Philippe CAPART was born in Brussels in 1973 to a physicist father and a ceramist mother. Fascinated with static and animated images, he creates animated cartoons and comics, and undertakes research on the animation studios C.B.A., T.V.A. and BELVISION; he has published widely on this theme. In 2011, he created the shop-magazine La Crypte tonique, which focuses on narration through images. Capart likes to mix the sacred and the profane, the old and the new, the dead and the living.

[1] The original text has been very lightly revised for style, inaccuracies and spelling mistakes.

[2] On the French and Belgian markets, the hard cover album, with one hero throughout, started to supersede, for ego and economic reasons, the ephemeral magazine and “revue” spirit.
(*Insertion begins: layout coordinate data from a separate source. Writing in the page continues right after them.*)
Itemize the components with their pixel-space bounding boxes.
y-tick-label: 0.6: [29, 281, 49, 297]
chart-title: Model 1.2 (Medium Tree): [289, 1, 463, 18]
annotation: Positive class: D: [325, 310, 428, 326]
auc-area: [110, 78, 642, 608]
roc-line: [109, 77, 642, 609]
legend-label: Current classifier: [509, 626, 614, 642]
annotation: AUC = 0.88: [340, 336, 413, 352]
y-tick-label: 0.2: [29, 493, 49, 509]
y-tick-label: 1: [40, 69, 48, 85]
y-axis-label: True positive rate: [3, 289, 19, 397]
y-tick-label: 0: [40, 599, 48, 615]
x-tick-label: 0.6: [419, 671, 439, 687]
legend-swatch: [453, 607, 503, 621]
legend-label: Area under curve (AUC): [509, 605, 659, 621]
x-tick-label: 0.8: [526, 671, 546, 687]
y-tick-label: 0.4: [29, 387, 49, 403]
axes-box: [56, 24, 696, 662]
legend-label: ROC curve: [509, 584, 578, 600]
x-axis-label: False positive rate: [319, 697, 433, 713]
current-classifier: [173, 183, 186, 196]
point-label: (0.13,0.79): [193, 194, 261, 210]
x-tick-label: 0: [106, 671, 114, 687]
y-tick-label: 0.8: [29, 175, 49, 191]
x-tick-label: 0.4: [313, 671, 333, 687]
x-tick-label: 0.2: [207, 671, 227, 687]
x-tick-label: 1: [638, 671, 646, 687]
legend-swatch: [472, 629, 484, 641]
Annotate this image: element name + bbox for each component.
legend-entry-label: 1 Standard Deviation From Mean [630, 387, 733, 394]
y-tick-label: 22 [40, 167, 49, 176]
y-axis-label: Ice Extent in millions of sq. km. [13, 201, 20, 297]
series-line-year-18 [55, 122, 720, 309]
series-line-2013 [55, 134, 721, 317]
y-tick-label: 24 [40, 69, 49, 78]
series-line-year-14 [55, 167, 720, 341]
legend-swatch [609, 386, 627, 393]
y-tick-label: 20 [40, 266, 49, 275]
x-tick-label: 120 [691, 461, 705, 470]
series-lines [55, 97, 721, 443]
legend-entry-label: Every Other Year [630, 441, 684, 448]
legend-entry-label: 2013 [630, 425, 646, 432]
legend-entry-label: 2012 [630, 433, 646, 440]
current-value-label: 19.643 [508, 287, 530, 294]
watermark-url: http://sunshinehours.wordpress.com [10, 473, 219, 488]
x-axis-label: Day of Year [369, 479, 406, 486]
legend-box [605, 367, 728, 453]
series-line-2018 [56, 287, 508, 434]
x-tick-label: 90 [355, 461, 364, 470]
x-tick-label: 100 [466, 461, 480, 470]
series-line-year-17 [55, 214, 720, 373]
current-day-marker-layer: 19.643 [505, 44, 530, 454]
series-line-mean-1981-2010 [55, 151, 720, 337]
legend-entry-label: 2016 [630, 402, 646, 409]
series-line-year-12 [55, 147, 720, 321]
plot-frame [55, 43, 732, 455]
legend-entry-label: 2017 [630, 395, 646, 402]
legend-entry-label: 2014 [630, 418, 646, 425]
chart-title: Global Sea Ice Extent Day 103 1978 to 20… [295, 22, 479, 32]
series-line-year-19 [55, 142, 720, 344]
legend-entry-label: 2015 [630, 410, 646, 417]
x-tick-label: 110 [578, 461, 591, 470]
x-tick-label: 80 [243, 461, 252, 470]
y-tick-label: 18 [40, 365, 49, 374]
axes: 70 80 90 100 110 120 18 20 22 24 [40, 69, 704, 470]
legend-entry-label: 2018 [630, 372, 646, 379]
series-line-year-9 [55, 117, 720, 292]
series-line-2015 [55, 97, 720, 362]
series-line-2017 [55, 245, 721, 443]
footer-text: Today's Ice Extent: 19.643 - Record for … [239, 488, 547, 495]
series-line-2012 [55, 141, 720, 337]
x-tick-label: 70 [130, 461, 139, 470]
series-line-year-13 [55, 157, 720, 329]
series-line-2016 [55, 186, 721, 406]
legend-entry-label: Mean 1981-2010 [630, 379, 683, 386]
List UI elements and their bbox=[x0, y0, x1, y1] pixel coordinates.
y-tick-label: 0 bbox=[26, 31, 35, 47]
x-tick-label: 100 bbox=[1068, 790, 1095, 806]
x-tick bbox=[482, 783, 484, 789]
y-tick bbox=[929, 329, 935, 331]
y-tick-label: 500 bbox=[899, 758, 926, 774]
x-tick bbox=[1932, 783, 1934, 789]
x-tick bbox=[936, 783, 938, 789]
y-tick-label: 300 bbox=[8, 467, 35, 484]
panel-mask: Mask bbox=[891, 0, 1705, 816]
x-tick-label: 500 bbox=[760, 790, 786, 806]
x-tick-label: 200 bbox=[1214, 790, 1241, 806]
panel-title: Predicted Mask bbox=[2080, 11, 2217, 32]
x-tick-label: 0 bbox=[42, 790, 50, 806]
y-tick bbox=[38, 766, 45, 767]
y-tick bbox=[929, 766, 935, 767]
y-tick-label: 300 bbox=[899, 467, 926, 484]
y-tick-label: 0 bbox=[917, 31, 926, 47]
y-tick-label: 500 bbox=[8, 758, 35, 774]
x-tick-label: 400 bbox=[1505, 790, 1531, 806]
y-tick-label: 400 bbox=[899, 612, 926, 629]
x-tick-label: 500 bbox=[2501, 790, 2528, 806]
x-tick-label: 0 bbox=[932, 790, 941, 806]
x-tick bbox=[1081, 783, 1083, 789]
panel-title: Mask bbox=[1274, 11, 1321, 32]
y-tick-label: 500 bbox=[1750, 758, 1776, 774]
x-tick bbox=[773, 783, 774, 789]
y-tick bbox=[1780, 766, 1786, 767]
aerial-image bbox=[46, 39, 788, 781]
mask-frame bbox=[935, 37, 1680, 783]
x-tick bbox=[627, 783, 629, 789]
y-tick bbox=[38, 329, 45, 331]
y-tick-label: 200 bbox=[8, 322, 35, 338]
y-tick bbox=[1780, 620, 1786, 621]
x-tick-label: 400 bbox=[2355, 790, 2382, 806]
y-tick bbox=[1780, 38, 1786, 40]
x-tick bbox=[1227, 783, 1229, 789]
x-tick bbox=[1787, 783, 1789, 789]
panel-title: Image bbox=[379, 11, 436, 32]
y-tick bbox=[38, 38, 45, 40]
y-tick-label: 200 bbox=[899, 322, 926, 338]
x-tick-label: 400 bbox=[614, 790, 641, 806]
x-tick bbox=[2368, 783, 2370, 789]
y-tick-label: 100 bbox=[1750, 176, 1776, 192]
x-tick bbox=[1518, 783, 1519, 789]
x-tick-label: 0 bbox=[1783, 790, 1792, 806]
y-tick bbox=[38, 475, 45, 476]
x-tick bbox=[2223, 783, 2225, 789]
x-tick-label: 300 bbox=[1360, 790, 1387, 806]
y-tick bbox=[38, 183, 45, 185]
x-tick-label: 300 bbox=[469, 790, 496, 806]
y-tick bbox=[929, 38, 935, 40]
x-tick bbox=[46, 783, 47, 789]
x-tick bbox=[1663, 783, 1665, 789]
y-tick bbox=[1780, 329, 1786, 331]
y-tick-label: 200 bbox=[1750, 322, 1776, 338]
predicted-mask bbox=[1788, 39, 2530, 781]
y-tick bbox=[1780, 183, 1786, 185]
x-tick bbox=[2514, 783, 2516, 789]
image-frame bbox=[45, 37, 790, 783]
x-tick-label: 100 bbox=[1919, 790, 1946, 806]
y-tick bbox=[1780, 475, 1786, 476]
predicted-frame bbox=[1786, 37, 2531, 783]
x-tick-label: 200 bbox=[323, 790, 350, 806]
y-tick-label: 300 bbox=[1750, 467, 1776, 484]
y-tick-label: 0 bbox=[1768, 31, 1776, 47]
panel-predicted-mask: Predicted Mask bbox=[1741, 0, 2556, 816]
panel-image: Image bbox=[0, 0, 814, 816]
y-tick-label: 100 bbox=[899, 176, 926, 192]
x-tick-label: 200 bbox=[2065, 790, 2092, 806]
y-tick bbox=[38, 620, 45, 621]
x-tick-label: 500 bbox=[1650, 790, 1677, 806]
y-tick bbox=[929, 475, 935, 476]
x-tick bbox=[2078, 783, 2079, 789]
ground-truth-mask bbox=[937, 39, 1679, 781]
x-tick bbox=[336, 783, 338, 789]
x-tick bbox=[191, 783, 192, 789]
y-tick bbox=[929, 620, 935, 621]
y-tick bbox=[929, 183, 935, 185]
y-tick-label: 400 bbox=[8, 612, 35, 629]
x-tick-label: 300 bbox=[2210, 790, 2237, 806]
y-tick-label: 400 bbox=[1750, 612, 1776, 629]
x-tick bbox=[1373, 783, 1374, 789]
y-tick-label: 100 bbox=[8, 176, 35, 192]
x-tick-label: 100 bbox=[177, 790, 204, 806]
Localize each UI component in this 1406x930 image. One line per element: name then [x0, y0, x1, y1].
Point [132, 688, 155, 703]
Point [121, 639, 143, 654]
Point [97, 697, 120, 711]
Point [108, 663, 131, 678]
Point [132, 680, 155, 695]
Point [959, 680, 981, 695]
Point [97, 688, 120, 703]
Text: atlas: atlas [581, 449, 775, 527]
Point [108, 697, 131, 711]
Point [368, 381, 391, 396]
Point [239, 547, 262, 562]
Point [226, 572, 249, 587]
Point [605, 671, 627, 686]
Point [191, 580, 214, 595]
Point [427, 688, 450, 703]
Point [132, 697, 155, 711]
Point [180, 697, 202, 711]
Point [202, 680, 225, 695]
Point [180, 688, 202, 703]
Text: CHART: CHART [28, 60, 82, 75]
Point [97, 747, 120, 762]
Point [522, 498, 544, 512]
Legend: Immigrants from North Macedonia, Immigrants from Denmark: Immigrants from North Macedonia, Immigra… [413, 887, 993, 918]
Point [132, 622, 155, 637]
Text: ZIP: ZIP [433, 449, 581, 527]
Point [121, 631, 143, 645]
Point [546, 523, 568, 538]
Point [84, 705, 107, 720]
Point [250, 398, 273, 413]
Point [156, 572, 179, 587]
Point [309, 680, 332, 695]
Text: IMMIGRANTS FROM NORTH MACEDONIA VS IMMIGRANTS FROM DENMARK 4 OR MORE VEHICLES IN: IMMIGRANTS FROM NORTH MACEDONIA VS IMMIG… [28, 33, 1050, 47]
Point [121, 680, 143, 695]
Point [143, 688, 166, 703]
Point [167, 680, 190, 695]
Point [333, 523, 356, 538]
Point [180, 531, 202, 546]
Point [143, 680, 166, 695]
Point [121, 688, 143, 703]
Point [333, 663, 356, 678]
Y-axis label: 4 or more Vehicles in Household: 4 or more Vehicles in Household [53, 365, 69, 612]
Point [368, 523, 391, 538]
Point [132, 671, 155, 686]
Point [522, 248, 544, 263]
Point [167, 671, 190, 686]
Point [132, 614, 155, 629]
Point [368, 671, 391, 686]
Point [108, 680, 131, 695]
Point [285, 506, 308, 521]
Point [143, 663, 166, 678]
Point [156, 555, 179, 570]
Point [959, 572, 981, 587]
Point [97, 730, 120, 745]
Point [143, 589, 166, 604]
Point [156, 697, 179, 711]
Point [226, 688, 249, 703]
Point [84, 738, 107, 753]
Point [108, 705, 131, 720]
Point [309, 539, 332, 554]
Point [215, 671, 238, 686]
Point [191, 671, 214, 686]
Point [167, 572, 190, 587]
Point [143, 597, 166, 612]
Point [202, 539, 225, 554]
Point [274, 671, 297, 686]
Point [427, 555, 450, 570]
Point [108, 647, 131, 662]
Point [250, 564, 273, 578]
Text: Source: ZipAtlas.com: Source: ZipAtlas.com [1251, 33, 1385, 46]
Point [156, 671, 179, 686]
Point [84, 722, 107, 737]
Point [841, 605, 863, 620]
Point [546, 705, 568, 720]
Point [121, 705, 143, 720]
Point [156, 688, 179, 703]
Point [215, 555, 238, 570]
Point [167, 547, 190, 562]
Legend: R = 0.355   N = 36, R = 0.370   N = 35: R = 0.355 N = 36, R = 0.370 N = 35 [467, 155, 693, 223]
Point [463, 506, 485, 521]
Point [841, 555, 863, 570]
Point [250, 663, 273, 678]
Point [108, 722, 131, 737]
[3] Translator’s note: Delporte was then editor-in-chief of the magazine Spirou.

[4] For more information on the author, see Poelaert, Eric, Jean-Michel Vernet, and Gilles Ratier. Wasterlain: une monographie, 2012. Print.

[5] Wasterlain, Marc. Bob Moon et Titania: une base sur la Lune. Beersel (Belgium): Pan-Pan, 2009. Print.; Wasterlain, Marc. En avant Mars. Beersel (Belgium) Pan-Pan, 2010. Print.

[6] Famous line from the detective Sam Spade addressed to his secretary Effie Perine, in the noir novel The Maltese Falcon, by Dashiell Hammett, 1930.

[7] See La Crypte tonique Jan-Feb 2012.